These 3,000 idyllic acres now house a monastery for Cistercian (Trappist) monks, but in the 18th century Mepkin was the principal home of rice planter, slave trader, and Charleston merchant Henry Laurens (1724–1792). Laurens imported tens of thousands of enslaved people from Bunce Island, located in the Sierra Leone River, to the South Carolina Lowcountry and brought them to auction. He took a ten percent commission for each enslaved person he sold. Bunce Island was home to one of the most lucrative slave trading operations in West Africa and the business made Laurens one of the richest men in America before the Revolutionary War.

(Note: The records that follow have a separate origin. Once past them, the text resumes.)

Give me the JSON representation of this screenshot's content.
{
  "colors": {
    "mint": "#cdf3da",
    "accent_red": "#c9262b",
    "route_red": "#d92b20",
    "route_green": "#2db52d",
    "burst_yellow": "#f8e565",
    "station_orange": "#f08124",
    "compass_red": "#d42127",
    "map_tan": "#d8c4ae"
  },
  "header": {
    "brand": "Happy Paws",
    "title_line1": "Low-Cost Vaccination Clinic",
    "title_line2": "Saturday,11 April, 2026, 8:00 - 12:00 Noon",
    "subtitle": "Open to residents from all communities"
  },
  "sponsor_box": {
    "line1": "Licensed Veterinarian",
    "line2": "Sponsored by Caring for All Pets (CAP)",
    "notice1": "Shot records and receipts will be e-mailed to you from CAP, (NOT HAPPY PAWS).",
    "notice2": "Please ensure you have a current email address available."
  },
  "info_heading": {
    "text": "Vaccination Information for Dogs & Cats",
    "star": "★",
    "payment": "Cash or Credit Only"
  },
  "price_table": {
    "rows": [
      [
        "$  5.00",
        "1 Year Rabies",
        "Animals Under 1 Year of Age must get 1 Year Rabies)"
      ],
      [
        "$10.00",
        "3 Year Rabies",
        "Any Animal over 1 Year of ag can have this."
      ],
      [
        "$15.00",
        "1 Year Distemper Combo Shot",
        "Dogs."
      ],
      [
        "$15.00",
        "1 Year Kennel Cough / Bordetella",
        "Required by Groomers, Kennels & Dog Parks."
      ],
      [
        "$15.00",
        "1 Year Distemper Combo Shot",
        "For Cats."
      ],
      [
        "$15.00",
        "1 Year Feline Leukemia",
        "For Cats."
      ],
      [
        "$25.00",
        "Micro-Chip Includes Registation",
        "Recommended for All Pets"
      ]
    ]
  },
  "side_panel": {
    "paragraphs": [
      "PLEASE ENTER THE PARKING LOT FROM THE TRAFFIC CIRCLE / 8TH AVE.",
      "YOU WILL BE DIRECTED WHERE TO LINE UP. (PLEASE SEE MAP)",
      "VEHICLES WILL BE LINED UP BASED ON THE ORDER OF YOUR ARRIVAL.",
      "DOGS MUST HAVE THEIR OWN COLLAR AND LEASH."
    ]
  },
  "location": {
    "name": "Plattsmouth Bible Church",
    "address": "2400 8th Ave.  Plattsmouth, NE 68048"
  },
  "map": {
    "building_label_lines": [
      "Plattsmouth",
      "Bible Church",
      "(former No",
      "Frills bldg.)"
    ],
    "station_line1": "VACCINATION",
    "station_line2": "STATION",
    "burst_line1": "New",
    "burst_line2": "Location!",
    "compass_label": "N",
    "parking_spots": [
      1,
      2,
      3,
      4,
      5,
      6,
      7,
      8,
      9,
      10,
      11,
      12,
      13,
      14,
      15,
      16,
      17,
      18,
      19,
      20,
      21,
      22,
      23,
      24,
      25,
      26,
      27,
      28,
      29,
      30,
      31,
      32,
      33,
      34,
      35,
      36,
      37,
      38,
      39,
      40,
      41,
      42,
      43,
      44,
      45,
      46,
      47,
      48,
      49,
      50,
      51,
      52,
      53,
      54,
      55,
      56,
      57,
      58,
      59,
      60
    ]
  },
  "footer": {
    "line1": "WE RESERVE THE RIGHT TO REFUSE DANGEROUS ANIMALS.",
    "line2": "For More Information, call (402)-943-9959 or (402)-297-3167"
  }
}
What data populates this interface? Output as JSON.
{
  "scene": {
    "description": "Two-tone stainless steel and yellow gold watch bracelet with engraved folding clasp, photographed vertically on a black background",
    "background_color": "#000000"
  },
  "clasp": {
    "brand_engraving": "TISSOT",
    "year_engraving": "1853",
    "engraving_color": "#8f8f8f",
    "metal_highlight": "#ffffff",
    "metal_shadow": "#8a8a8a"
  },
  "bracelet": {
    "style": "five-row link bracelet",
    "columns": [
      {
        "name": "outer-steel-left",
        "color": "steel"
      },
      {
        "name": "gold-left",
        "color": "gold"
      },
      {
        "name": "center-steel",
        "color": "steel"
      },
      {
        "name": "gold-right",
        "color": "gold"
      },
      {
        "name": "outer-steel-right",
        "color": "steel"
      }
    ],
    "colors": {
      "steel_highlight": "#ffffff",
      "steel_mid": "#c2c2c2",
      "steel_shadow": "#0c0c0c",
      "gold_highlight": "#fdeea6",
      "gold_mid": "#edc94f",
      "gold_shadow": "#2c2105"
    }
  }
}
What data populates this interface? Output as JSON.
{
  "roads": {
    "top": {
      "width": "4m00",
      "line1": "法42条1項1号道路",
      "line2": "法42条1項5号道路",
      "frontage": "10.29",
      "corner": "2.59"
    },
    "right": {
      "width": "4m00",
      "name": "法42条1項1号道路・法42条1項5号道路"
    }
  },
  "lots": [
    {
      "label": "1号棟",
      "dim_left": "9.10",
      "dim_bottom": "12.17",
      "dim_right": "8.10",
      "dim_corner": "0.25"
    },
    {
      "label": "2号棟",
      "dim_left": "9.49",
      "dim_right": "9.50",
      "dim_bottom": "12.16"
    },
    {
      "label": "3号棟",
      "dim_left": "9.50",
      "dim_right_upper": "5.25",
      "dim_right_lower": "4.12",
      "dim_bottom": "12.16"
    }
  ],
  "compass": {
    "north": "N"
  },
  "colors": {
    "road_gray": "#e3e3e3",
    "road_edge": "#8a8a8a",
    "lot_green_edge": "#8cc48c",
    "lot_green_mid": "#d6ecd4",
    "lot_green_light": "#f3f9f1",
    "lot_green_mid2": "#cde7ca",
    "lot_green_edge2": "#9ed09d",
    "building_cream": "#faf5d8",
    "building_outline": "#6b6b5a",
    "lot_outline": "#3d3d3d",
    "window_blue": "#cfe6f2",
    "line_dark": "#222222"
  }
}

Laurens was elected to South Carolina’s Provincial Congress in 1775, became the Vice President of South Carolina from March 1776 to June 1777, and succeeded John Hancock as President of the Continental Congress, serving from November 1777–December 1778. In 1779, he was appointed American minister to the Netherlands, but was captured at sea by the British, charged with treason, and held in the Tower of London. He was eventually released in a prisoner exchange for General Lord Cornwallis, who surrendered at Yorktown. The exchange was negotiated by Richard Oswald, the principal British owner of Bunce Island.
Laurens’s oldest child, John (1754–1782), was an aide-de-camp to General George Washington, best friend of Alexander Hamilton, combat soldier, and outspoken critic of slavery. He proposed the idea of arming enslaved men to fight in the War for Independence in exchange for their freedom. Before John was killed at the Battle of Tar Bluff in August 1782, he and his father exchanged extraordinary letters about the complex meaning of liberty. You can reflect on the lives of these Revolutionary War-era figures and visit the graves of both Henry and John Laurens on the lushly landscaped grounds of Mepkin Abbey.